I'm trying to create a dataframe using outputs from the pysam module which is used on genomic data (Bam/Sam files). Pysam.depth() outputs a table as a string. I have used the module StringIO to try to parse the string into a pandas dataframe, however I get the error:
pandas.errors.EmptyDataError: No columns to parse from file
If I open python in the terminal and run the lines of code individually it works.
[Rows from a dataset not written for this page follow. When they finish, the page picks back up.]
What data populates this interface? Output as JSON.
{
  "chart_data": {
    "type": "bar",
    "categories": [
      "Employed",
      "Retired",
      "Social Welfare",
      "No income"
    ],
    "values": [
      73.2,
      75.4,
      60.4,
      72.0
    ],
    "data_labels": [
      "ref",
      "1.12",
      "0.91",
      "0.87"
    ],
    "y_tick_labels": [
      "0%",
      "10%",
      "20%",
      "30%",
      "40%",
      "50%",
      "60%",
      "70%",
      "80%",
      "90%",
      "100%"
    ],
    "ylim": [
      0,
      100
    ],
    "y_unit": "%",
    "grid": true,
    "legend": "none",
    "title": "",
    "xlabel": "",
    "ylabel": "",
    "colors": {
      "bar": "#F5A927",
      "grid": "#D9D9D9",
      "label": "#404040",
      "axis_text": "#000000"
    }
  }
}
Here's to show you what the output of pysam.depth() looks like:
>>>depths = pysam.depth('-a', '-r', "Y_unplaced:131349-131401", "file.bam"))
>>>print(depths)
Y_unplaced 131349 2864
Y_unplaced 131350 2861
Y_unplaced 131351 2855
Y_unplaced 131352 2848
Y_unplaced 131353 2842
Y_unplaced 131354 2837
Y_unplaced 131355 2840
...
Here's a bit of my code:
dir = os.environ['PBS_O_WORKDIR']
file_list = open(dir + "/list_of_bams.txt", "r")
for line in file_list:
sample = line.strip("\n")
file = dir + "/" + sample.replace("-", "_") + ".bam"
data1 = StringIO(pysam.depth('-a', '-r', "Y_unplaced:131349-131401", file))
df1 = pd.read_csv(data1, sep='\t')
I've included some perhaps unecessary surrounding code. I'll be running it on a cluster and I will be making dataframes for all bam files in the "list_of_bams.txt" file.
Here's the error:
File "/rds/general/user/ajf316/ephemeral/bam/AgY53B.py", line 41, in <module>
df1 = pd.read_csv(data1, sep='\t')
...
pandas.errors.EmptyDataError: No columns to parse from file
I'm not experienced reading errors (or with python in general!) - maybe pysam.depth() is not outputting anything? It's odd because as I mentioned it works fine if I run it in python in the command line like so:
>>> data1 = StringIO(pysam.depth('-a', '-r', "Y_unplaced:131349-131401","AB0117_C.bam"))
>>> df1 = pd.read_csv(data1, sep='\t')
>>> print(df1)
Y_unplaced 131349 2864
0 Y_unplaced 131350 2861
1 Y_unplaced 131351 2855
2 Y_unplaced 131352 2848
This is the same file as the first the code runs on so there definitely is a possible output. Maybe the "file" object is not right? Although then should the error be on the previous line? Thanks for any help!